In case a vehicle is hard to start during cold weather, we suggest the following procedure.
• These steps are a review of the procedure outlined in the Owner’s Manual.
• Use these steps when the weather is cold and the engine is hard to start.
1. Press the accelerator pedal down approximately 1/3 of the way to the floor.
2. Hold the accelerator pedal in this position while cranking the engine.
3. Once the engine has started release the accelerator pedal.
NOTE: Do not race the engine while warming it up.
4. If the engine does not start within 15 seconds, stop cranking, wait at least 10 seconds.
Then repeat steps 1 through 3.
Once an engine is started in cold weather condition:
• You should keep the engine running for a minimum of 2-3 minutes before shutting it off.
• Starting and stopping of the engine over a short period of time may make the vehicle more difficult to restart.
• It may also adversely affect a vehicle’s fuel economy.
Another factor which may affect a vehicles “startability” is the viscosity or thickness of the oil that is used.
• SAE 5W-30 viscosity engine oil is preferred for all temperatures, all year-round for most models.
• SAE 5W-30 viscosity oil makes it easier to start the engine and maintain a stable idle during warm-up.
Please communicate these cold weather starting tips to your customers.

Major Geek
636 Posts
Thanks, Jaak.. I was considering posting a reminder about being extra-vigilant behind the wheel now that winter is approaching, and your winter starting tips will help us get each day started. Your tips reminded me of this thread (below), so some of our newcomers may want to read over it as we approach "hard starting season" in the Northeast and Canada.

Saw what looked like someone getting rear-ended in a big way today on the NJ Tpk. Stop and go traffic, when suddenly, about 4 cars back, I saw someone lunge forward off onto the median come within inches of going head first into the barrier, and still had enough inertia to spin the car over 90 degrees. It didn't look like they hit anything or anyone even after all that skidding around, but they stopped on the shoulder afterwards. so I think they got plowed from behind.

Reminded me of the time I was sitting in stop 'n go traffic on I-4 at Disneyworld when suddenly, about a dozen cars up, a Saturn started fishtailing, went sideways off into the grass, through a paved section in the median and when they hit the next section of grass, barrel-rolled twice. How the heck does one get up enough speed to have THAT kind of accident in stop and go traffic? No idea, but they figured out a way.

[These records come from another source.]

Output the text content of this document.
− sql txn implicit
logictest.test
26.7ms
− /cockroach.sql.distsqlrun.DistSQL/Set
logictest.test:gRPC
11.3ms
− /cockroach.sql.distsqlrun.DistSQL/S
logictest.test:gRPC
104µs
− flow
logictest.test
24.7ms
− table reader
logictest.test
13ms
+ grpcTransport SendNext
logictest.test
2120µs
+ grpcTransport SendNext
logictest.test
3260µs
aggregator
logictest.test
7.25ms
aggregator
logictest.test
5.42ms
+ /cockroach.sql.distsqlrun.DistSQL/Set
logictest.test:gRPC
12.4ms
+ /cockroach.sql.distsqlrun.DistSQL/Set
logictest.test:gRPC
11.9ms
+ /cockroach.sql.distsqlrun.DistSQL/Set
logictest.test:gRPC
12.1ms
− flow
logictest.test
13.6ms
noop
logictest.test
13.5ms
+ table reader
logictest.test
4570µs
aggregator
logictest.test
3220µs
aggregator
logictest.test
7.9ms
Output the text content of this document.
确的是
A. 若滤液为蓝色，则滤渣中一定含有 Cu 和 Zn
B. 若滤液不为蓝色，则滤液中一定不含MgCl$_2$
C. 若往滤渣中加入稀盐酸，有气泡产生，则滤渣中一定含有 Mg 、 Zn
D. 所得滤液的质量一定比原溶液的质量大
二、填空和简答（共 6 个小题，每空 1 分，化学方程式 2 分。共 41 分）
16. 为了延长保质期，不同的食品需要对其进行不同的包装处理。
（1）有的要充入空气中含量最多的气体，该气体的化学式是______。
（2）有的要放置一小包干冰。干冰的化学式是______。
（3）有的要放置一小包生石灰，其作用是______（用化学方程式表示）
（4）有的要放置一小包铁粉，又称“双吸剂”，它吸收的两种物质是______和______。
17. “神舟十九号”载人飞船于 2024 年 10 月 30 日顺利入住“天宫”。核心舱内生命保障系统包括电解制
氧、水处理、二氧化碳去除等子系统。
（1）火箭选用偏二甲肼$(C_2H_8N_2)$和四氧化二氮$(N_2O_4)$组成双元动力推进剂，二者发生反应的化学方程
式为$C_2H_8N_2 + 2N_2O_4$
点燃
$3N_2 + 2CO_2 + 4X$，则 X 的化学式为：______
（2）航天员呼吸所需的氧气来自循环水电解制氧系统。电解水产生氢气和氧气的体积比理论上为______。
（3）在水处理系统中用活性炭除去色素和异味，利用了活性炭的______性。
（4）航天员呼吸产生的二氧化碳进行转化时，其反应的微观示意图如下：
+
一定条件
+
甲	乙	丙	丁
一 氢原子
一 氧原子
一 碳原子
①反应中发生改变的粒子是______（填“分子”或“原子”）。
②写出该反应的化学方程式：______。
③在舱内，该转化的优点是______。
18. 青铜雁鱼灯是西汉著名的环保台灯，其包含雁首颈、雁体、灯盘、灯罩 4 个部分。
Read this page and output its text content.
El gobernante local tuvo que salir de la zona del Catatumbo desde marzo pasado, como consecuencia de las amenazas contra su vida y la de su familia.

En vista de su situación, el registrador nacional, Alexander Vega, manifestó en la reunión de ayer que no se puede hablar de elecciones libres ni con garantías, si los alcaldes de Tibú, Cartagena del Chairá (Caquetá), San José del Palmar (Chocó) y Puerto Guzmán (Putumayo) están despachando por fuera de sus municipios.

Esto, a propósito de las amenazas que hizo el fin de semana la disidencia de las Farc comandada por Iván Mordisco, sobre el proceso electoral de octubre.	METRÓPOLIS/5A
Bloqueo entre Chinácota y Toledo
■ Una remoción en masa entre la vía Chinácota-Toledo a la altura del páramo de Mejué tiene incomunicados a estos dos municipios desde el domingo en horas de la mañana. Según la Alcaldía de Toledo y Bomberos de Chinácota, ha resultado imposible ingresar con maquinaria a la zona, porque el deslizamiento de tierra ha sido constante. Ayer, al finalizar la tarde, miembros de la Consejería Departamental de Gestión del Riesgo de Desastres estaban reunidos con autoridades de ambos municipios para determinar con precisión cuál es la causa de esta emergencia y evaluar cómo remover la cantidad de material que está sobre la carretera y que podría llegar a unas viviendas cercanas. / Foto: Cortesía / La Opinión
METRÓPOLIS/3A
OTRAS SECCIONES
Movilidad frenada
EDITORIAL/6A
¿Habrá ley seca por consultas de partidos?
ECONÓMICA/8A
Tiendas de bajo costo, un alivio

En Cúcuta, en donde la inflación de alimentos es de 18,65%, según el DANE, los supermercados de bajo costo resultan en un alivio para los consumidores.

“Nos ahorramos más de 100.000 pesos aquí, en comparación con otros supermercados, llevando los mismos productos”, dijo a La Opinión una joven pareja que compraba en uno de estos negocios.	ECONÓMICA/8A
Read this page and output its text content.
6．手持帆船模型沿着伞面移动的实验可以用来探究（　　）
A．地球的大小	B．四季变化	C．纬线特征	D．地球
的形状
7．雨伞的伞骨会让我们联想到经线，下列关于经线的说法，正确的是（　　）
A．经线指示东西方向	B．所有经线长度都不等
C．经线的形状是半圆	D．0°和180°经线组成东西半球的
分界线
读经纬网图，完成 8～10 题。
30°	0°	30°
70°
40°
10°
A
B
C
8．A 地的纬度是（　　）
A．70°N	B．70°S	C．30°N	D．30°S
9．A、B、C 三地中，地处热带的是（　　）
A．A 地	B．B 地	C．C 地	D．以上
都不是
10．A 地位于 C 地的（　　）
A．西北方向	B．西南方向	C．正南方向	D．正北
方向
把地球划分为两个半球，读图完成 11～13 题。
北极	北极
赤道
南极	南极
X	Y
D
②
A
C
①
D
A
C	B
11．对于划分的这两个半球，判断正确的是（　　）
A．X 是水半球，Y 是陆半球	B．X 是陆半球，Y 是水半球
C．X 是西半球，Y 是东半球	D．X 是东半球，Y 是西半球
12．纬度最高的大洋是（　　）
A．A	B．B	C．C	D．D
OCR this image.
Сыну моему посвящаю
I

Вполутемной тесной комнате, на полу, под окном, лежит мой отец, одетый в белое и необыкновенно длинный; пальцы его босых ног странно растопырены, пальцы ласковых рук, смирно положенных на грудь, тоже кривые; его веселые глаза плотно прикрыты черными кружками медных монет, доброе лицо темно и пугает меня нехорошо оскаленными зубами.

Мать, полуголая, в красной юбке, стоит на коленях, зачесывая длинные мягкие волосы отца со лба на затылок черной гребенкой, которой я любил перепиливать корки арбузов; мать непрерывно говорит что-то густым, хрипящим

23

Keep your eyes open and remain focused, people. Not only is it "hard starting season", but "hard stopping season", too! (Well, maybe not for some of us ;) )

4,077 Posts
Question about the CVT with the colder weather coming.

With a stanard manual tranmission I would start the car and put the car in Nuetral and let the clutch out during a 30-60 warmup with it was very cold outside to help get the tranny fluid moving prior to driving.

If I put the CVT into Nuetral is the fluid somehow still be circulated? What happens in Park?

1,422 Posts
I think in Neutral (and Park) the torque convertor is still disengaged, so it wouldn't warm up the fluid at all. I would say if you wanted to warm up the fluid while idling, you would need to put the Murano in gear and hold the brake.